I believe this is the pilot study in Italy that this article refers to: Effect of an electronic nicotine delivery device (e-Cigarette) on smoking reduction and cessation: a prospective 6-month pilot study | BMC Public Health | Full Text
But the bottom line, for me, is that they helped ME quit cigarettes, and I feel a whole lot better physically and mentally. Study cohort of 1, 100% success.
It definitely depends on the vaper’s preferences. Finding a substitute for tobacco addiction is a lot more complicated than a simple nicotine delivery system, or any e-cig would be as good as any other, and nicotine gum and patches would work a lot better than they do. There’s a lot of ritual and habit and personal preference involved. But having a PV that looks like a cigarette turned out to be much less important to me than having one that *performs *like a cigarette - i.e. the amount and density of the vapor, flavor, throat hit, etc. I can puff on a e-cig that looks exactly like a real cigarette all day long, until I am almost in a nicotine coma, and I still feel like having a real cigarette because I couldn’t ever get a big, satisfying puff out of it despite getting plenty of nicotine. But a stainless steel contraption the size of a flashlight with absolutely no resemblance to a cigarette can deliver the vape that satisfies. So, to each their own - whatever works to help someone avoid smoking is the one that’s right for them.
For those who try the little e-cig packages and find they don’t work for them, however, I maintain that it may be a matter of letting go of the idea that it needs to look like a real cigarette and trying a better performing PV that hits more like a real cigarette.
The eGo is a great battery. I still have one and use it pretty often (also with a 1.8 ohm coil in a Vivi Nova tank). I would consider that combo to be one of the best starting points currently for performance/price for any new vaper, and recommend skipping right over the e-cig analogues and starting with something like that.
Variable voltage is nice if you want to try different tank/atomizer systems with different levels of resistance, and different juices may vape better at different temperatures. If you wanted to try out a dual coil 2.8 ohm clearomizer for example, the eGo just wouldn’t be able to produce a decent puff of vapor at 3.3 volts. But if you took a puff using 5 volts you might decide the vape quality of a given e-liquid is way better that way than it is in the eGo at 1.8 ohm and 3.3 volts. If you’re happy with it as-is and have no desire to try out different resistance/voltage combinations to see if you can make it even better, and you don’t experiment with a lot of different e-liquids which may produce better results at different temperatures, then there is no reason to worry about variable voltage.

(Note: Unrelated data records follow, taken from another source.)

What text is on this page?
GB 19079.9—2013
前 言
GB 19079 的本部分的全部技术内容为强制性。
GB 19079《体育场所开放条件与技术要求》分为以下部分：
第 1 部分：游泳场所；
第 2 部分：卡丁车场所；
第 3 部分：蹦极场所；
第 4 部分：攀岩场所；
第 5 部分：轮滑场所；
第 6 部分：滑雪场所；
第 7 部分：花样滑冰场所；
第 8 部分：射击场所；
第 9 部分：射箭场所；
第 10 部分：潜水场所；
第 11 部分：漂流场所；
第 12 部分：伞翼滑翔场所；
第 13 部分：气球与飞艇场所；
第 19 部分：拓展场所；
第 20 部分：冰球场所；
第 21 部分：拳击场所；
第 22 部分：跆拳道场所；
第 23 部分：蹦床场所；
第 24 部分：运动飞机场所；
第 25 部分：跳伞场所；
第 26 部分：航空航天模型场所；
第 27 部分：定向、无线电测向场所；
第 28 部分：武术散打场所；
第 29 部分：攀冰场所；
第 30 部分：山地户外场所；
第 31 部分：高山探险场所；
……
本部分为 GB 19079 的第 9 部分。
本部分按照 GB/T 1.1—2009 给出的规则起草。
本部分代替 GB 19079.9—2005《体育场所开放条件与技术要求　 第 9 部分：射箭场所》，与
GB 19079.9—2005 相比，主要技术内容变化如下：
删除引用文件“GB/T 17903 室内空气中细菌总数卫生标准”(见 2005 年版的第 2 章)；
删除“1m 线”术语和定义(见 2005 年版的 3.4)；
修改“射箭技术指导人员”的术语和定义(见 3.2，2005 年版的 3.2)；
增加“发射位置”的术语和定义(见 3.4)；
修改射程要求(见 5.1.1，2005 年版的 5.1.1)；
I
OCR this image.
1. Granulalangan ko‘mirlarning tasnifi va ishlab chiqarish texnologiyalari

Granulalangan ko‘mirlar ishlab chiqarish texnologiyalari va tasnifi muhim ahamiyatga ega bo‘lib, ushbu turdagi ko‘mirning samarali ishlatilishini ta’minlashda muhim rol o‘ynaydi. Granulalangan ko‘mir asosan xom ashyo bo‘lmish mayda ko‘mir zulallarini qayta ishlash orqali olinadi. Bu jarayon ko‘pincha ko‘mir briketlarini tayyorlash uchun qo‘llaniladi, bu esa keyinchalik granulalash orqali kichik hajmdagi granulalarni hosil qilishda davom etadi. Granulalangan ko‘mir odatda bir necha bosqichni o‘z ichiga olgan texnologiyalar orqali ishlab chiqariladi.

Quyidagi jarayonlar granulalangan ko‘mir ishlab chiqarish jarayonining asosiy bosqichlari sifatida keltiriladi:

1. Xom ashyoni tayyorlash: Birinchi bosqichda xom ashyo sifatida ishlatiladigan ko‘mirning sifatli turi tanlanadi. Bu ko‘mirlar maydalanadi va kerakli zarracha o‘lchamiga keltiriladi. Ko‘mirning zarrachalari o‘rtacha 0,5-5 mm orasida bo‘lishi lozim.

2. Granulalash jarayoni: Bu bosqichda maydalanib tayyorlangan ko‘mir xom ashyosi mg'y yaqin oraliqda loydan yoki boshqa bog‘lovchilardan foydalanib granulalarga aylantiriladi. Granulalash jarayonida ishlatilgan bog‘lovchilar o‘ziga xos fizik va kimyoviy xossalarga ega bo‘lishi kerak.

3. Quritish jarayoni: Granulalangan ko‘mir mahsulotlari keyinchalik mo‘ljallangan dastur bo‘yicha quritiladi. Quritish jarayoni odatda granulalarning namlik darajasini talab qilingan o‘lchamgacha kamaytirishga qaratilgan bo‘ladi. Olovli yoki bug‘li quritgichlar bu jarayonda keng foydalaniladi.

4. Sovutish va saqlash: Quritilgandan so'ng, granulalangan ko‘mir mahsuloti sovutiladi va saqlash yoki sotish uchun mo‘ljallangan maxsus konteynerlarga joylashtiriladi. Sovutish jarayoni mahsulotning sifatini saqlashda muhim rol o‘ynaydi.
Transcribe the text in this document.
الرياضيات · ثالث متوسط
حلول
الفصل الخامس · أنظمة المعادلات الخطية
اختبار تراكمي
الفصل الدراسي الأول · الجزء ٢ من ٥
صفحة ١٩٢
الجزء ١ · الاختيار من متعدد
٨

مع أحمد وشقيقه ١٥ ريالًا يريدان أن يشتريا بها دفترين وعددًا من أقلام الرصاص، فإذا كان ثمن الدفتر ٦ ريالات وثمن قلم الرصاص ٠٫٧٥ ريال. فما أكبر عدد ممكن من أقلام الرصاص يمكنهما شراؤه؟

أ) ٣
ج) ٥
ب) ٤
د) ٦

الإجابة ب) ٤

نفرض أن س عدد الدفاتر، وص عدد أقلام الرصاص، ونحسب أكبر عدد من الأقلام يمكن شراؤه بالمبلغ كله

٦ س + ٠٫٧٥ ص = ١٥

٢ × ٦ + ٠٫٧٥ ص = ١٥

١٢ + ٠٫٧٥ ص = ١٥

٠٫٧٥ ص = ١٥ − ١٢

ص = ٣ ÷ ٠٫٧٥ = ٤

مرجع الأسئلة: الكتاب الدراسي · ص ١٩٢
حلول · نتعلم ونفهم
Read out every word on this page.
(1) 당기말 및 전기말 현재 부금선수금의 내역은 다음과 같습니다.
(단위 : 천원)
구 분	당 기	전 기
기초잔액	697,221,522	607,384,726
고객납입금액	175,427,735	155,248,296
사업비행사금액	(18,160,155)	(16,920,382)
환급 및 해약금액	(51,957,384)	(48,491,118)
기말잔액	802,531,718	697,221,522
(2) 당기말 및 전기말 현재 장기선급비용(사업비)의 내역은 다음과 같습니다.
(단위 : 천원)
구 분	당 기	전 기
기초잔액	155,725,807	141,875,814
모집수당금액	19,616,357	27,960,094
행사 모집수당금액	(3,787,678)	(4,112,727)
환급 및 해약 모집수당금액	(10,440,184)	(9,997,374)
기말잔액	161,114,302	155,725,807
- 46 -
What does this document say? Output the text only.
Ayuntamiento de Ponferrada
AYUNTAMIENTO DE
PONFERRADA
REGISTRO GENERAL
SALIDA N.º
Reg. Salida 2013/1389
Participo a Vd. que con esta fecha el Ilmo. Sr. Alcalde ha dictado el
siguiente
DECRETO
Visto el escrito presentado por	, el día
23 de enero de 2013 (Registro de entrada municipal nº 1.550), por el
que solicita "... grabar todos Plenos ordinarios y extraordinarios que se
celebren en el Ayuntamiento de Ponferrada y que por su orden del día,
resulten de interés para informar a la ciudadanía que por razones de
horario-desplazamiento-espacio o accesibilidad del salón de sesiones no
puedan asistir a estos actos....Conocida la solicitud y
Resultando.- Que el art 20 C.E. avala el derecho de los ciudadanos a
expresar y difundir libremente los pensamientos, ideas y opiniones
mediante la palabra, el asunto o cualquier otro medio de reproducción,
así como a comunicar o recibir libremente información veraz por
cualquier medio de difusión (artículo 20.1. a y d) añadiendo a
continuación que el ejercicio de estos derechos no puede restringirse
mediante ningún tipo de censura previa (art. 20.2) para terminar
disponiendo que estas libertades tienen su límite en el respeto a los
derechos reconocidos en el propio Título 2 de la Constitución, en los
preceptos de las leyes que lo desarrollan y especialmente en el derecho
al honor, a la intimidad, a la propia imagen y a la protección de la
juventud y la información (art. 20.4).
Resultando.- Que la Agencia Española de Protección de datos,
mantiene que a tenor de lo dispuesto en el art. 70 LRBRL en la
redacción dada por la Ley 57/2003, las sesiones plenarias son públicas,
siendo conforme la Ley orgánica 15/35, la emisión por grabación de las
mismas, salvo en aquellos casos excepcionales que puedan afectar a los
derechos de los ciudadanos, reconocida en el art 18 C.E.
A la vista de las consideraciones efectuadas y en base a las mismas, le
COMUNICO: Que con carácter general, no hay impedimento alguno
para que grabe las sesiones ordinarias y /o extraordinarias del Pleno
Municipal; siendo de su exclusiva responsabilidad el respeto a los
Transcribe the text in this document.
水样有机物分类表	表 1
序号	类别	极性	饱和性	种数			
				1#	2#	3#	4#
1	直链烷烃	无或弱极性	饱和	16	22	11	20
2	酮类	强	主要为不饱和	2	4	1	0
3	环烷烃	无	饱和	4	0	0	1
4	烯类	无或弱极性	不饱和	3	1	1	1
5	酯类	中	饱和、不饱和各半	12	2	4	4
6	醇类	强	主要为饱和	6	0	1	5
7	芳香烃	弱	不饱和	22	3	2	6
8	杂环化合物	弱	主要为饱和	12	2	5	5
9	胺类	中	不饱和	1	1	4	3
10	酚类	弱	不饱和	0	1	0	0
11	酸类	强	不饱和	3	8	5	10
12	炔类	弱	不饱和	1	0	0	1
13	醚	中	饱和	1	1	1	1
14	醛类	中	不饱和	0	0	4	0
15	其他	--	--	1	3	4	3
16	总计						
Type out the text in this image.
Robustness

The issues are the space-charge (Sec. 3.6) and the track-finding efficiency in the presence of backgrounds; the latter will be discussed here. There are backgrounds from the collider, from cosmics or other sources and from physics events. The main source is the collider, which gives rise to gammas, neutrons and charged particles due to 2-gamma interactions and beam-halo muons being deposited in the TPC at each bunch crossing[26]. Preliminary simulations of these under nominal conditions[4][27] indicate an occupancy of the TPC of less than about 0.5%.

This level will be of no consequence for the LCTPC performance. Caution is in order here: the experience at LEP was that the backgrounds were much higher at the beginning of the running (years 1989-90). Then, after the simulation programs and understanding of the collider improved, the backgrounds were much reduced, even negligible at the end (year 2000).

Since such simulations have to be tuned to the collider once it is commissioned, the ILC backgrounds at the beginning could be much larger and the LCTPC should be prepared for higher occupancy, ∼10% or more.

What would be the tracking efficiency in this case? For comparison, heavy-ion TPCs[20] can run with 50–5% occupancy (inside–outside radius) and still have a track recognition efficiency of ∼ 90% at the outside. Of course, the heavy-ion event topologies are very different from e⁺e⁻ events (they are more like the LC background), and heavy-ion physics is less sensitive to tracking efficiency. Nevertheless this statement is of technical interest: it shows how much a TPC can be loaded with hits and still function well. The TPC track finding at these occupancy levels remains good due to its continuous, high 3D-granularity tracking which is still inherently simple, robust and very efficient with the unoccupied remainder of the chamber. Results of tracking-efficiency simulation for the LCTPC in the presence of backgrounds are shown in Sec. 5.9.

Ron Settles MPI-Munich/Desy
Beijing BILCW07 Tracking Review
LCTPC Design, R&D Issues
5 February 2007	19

Has your husband tried the NJoy King disposable e-cig? I certainly don’t recommend using it full time as it will drain your wallet. That being said, it has a flavor very similar to cigarettes, quite a lot of nicotine in the full strength, is about the same weight and feel of a real cig and produces a great plume of smoke with really good throat hit. I think it’s great for a transition. It kept me off the real stuff long enough to switch to a PV and try other flavors. I don’t know if I could have switched without that transition…many smokers have no interest initially in smoking cotton candy or cherry cola but most come around.
The NJoy Kings are available at 7-Eleven and gas stations. They come in a little plastic flip-top package that resembles a lighter. It has almost all the elements one is looking for in the look and feel of a real cig. They are about 8 bucks a pop though, and do not last nearly as long as advertised. I could easily go through one in about 8 hours and I was not a heavy smoker.
Back when I was using cigarette analogues, we did try the NJoy rechargeables, which were kind of whistley and had a funny tendency to crackle and pop. But I’ll pick up a disposable and see if he likes it. Worth the $8 to try, anyhow. Thanks for the suggestion!